When it comes to showing what’s possible with the flute, it doesn’t get any better than James Newton. His playing is otherworldly. His compositions become these lush sonic valleys that rise from nothing organically, infused with a pointed whimsy As a composer, he creates beautiful, whimsical worlds that drift and change direction like a river cutting through the land over millennia. Like the gradual changes to the alluvial plane, Newton is never still, but the gentle sonic flow sends us across dimensions with grace.
Flute Music is Newton’s first solo album, long out-of-print and thankfully rescued by Morning Trip. For those unfamiliar with Newton’s brilliance, it’s a perfect introduction, and for those who are already well-versed in his talents, it’s fantastic to get an official edition that sounds stellar.
The two-part “Arkansas Suite” opens Flute Music and works as a perfect overview. Settling into a solo groove, Newton traipses through the sky like a stunt plane doing loops on “Benny.” Clovis Bordeaux’s harpsichord on the second half of the Arkansas Suite is an enriching counterpoint to the lilting hypnosis Newton spreads like a soft summer rain. It’s a unique combination, but even with the surprising instrumentation, Newton’s flute passages glow the brightest.
I often think of the incredible I’ve Known Rivers album that features Newton alongside pianist Anthony Davis and cellist Abdul Wadud. Even with two other all-time greats, his playing transcends. There’s such clarity to the way he executes his ideas. Every note is so considered that it adds to the power of his work. This becomes especially obvious in the solo pieces like “Sophisticated Lady.” Newton soars. He bobs and weaves with such precision that it’s impossible not to get lost in the romance of it all. His light touch is a surprising force; feathers on glass that are still imbued with a powerful sonic force that leaves cracks like etches in our memories.

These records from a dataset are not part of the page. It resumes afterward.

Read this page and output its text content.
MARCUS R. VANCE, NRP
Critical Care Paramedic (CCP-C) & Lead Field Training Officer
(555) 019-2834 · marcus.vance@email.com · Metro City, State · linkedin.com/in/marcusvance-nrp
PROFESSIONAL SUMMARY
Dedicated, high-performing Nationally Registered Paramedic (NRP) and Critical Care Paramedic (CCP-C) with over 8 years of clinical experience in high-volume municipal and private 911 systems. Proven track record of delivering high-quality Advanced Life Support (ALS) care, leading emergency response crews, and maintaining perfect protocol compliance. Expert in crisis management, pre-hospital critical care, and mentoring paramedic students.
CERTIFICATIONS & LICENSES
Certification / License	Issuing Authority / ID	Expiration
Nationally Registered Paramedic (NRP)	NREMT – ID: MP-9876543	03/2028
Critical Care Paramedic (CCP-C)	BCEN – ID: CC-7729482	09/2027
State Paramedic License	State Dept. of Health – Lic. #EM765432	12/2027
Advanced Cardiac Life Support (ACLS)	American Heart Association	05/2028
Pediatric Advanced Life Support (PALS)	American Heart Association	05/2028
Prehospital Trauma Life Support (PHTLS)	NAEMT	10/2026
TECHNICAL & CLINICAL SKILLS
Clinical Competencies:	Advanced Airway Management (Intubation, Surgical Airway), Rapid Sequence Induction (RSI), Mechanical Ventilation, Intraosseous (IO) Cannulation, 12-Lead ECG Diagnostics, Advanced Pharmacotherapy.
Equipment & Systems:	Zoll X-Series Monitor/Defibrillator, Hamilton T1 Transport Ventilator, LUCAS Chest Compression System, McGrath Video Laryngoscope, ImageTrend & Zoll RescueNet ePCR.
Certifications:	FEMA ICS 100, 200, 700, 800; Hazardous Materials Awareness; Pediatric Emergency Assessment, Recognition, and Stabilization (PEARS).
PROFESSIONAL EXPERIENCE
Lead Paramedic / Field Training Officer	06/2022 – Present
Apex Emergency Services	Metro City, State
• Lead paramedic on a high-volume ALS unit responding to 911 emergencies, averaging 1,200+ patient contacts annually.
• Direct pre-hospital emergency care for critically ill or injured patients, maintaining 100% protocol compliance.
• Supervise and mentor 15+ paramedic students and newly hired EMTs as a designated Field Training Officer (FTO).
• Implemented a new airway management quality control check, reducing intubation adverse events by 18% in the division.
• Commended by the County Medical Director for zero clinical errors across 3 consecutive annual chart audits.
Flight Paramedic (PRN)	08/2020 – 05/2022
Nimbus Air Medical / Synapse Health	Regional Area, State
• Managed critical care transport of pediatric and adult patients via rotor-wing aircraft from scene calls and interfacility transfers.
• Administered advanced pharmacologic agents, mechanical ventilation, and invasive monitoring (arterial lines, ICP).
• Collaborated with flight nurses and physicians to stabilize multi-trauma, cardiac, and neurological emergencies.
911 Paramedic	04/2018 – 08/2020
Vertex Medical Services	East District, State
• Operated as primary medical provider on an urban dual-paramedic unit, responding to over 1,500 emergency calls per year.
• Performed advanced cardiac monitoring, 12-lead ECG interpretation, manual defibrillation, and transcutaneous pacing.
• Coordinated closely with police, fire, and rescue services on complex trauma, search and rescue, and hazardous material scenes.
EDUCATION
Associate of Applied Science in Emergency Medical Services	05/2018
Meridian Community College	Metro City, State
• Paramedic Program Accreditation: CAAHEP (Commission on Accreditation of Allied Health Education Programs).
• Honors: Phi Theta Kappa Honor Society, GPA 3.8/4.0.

Les Coulter is a real unsung hero on Flute Music as his smooth guitar lines invite listeners into these warm spaces with a smile. They add color to the deep blue night, while Tylon Barea’s percussive exudes scatter around like pinpricks on the skin. He even brings a further airiness to “Darlene’s Bossa,” skirting the edges and dancing along through the tropics while Newton sends in a deluge of sunbeams.
The side-long “Poor Theron” is an absolute masterpiece on its own. Newton takes us through a seemingly endless array of lucid dreams. Minimal architecture shoots off at every angle and these strange, wonderful structures are the perfect playground for Newton and his cohorts to color with intricate shading and ever-shifting cadences. Glen Ferris’s trombone becomes a circling airplane that gives the piece a wide spatial scope, like every subtle shift and tonal sweep is being viewed from above, each a small part in a larger choreographed expression. There’s an aura of early ECM records that pulls it together like a silver thread.
Newton waves his flute like a magic wand and this incredible journey comes to an end. Flute Music is an essential piece of jazz history and this reissue is crucial.